Пушкин упоен пафосом победоносного творчества гения. Он воскрешает древний миф о борьбе бога солнца Мардука, победившего безобразную богиню Тиамат и из ее трупа создавшего в качестве космократора мир.
Вся поэма «Медный Всадник» посвящена тому, «чьей волей роковой над морем город основался». Почему роковой? Вокруг чудотворного строителя совершается мистерия. Пределы человеческого творчества прейдены. Космические силы вызваны на бой. Законы, наложенные на человеческую волю, нарушены. Действующим лицом должен сделаться рок. Покарает ли он Медного Всадника? Сокрушит ли он того, кто дерзнул стать властелином судьбы? Со священным трепетом поэт всматривается в гения Петербурга.
Пророчески насторожился поэт перед разверзшейся бездной грядущего.

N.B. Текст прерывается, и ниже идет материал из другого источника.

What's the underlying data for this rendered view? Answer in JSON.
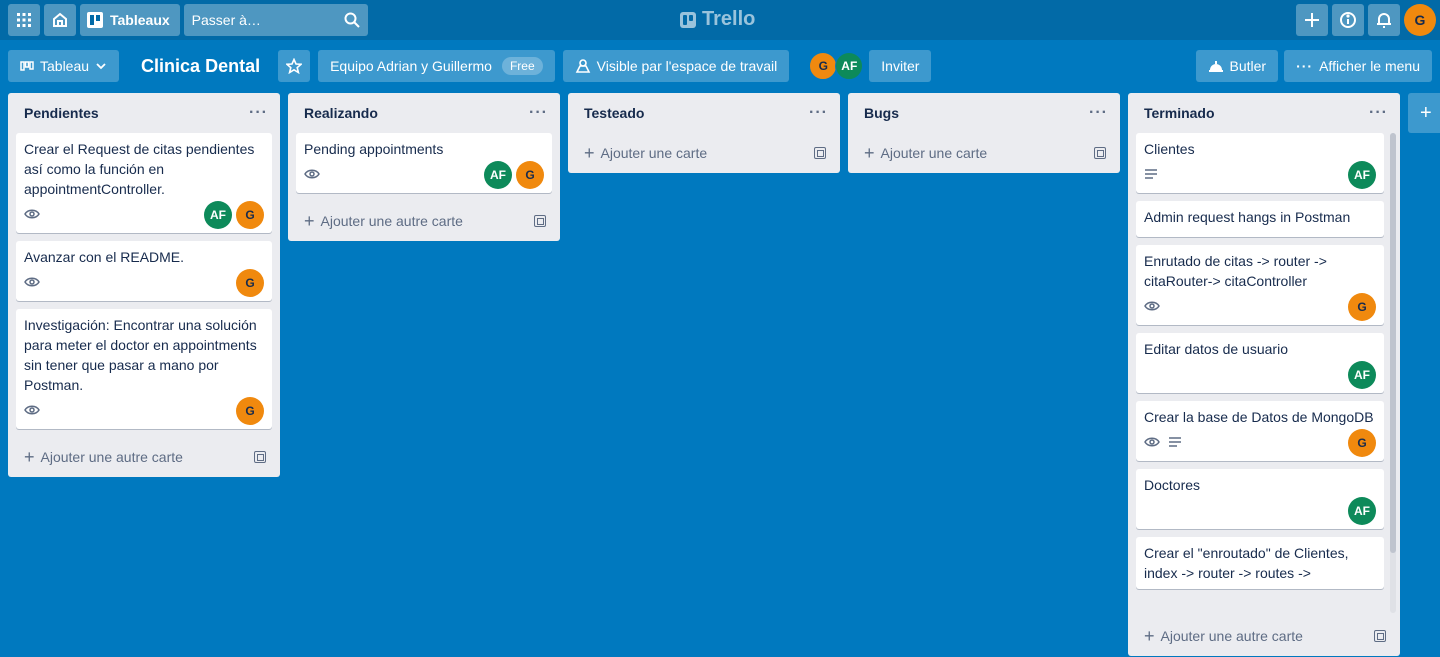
{
  "topbar": {
    "boards_label": "Tableaux",
    "search_placeholder": "Passer à…",
    "logo": "Trello",
    "user_initial": "G"
  },
  "board": {
    "view_label": "Tableau",
    "title": "Clinica Dental",
    "team": "Equipo Adrian y Guillermo",
    "team_badge": "Free",
    "visibility": "Visible par l'espace de travail",
    "members": [
      "G",
      "AF"
    ],
    "invite": "Inviter",
    "butler": "Butler",
    "menu": "Afficher le menu"
  },
  "lists": [
    {
      "name": "Pendientes",
      "add_label": "Ajouter une autre carte",
      "cards": [
        {
          "title": "Crear el Request de citas pendientes así como la función en appointmentController.",
          "watch": true,
          "members": [
            "AF",
            "G"
          ]
        },
        {
          "title": "Avanzar con el README.",
          "watch": true,
          "members": [
            "G"
          ]
        },
        {
          "title": "Investigación: Encontrar una solución para meter el doctor en appointments sin tener que pasar a mano por Postman.",
          "watch": true,
          "members": [
            "G"
          ]
        }
      ]
    },
    {
      "name": "Realizando",
      "add_label": "Ajouter une autre carte",
      "cards": [
        {
          "title": "Pending appointments",
          "watch": true,
          "members": [
            "AF",
            "G"
          ]
        }
      ]
    },
    {
      "name": "Testeado",
      "add_label": "Ajouter une carte",
      "cards": []
    },
    {
      "name": "Bugs",
      "add_label": "Ajouter une carte",
      "cards": []
    },
    {
      "name": "Terminado",
      "add_label": "Ajouter une autre carte",
      "cards": [
        {
          "title": "Clientes",
          "description": true,
          "members": [
            "AF"
          ]
        },
        {
          "title": "Admin request hangs in Postman",
          "members": []
        },
        {
          "title": "Enrutado de citas -> router -> citaRouter-> citaController",
          "watch": true,
          "members": [
            "G"
          ]
        },
        {
          "title": "Editar datos de usuario",
          "members": [
            "AF"
          ]
        },
        {
          "title": "Crear la base de Datos de MongoDB",
          "watch": true,
          "description": true,
          "members": [
            "G"
          ]
        },
        {
          "title": "Doctores",
          "members": [
            "AF"
          ]
        },
        {
          "title": "Crear el \"enroutado\" de Clientes, index -> router -> routes ->",
          "members": []
        }
      ]
    }
  ]
}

Будет еще не одна жестокая схватка света (творящего гения) и мрака (безликих стихий). Ведь темные силы хаоса и после победы космократора не раз заставляли трепетать богов и самого Мардука, «превращая все светлое в мрак». Восстали укрощенные стихии против града чудотворного строителя.
Но Пушкин верит в судьбу Петра творения. Не одолеть его мрачным стихиям.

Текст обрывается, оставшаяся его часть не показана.